The unrelenting need to optimize everything we do, is raising our collective blood pressure and making our collective hearts pound. No one is ever satisfied. Our entire existence seems to be run by a feverish Tiger Mom overlord.
“You only got a 95, why not a 96? Work harder.”
“I’ll do better next week, mom.”
“Why not tomorrow?”
FedEx accelerated a culture fueled by impatience and the dopamine hits that come from instant gratification, but we’ve been running the ball downfield ever since. Only we could take a social media platform that was originally devised to snark about who on campus was hot, to become a marketing juggernaut. Fuck having a relationship with that girl in English Lit. Brands have shoved her aside to have a relationship with all of us at once. Marketing has become the ticket to the ultimate polyamorous grouping. And if you get the tiniest bit jealous over whatever they’re wearing, the resolve is only a click away.
Commerce was chugging along beautifully, until we had just a little hiccup courtesy of a microscopic virus that looks like an orange studded with cloves, sold as air fresheners on Etsy. So pretty and so deadly.
The Pandemic caused us to slam on the brakes. The Great Pause gave us a two plus year hiatus and forced us to slow down to reconsider our actions and interactions. And after considerable time to examine our humanity and reflect we have all decided, pedal to the metal, and no problem paying $1000/night for the hotel that was overpriced at $500/night just two years ago. Five stars for everyone!
As we emerged from our shell-shocked caves, AI slithered out alongside us to remind us of what slackers we’d been and consume everything in its path starting with our employment. If it didn’t eat your job, horrors, you must learn to work with it, learn new context around familiar words like generative and agent, and convince leadership that you like it. Our worlds have become so turbocharged that the human brain can no longer keep up. All that matters is the end result.
Simon Sinek has been criticized for a lack of evidenced based opinions, but he said something interesting about AI that caught my attention. I’m paraphrasing - life is about the journey, not the destination, and AI is only about the destination.

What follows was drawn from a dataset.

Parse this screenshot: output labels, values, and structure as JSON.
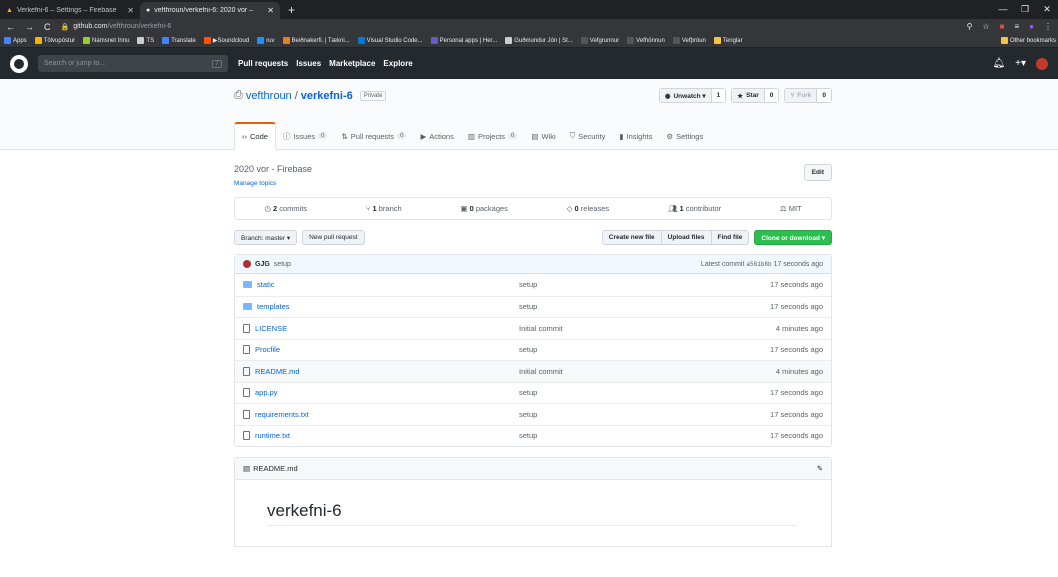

I used to show up to a European city with no idea where to eat dinner. Now I’ve made a reservation and reviewed the menu. I just show up and eat, but the discovery has no longer been left to chance. Chances are my choice was already curated by Travel and Leisure, Conde Naste or The Telegraph. In the olden days, the sheer act of figuring out how to get from point A to point B was an important part of the experience and half the fun. Bonus points for stumbling on a great souvlaki stand.

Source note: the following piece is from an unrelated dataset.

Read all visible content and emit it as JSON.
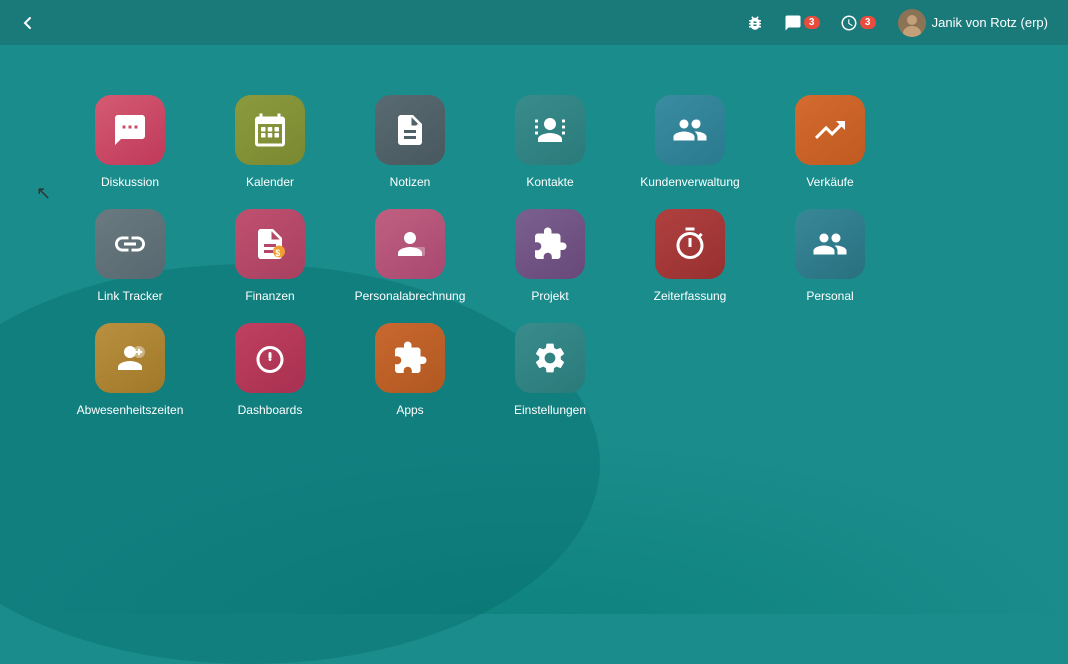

Today we seem to be so hyper focused on outcomes that it matters less and less how we achieve them. I’m not sure of what that means for all of us, but it leaves me feeling cold. Just scoring baskets without playing the game serves no purpose. Unless we can set the whole thing on autopilot, collect a paycheck, and do whatever we like. Which currently seems to be enjoying the very best of the best, whatever you fancy.
I’ll tell you what I fancy. It’s the end of black truffle season in France and I need to book a flight. I’ve read that the Poularde en Vessie at L’Assiette in Paris is divine. I suppose I could make it myself, but I’m waiting on a meat thermometer.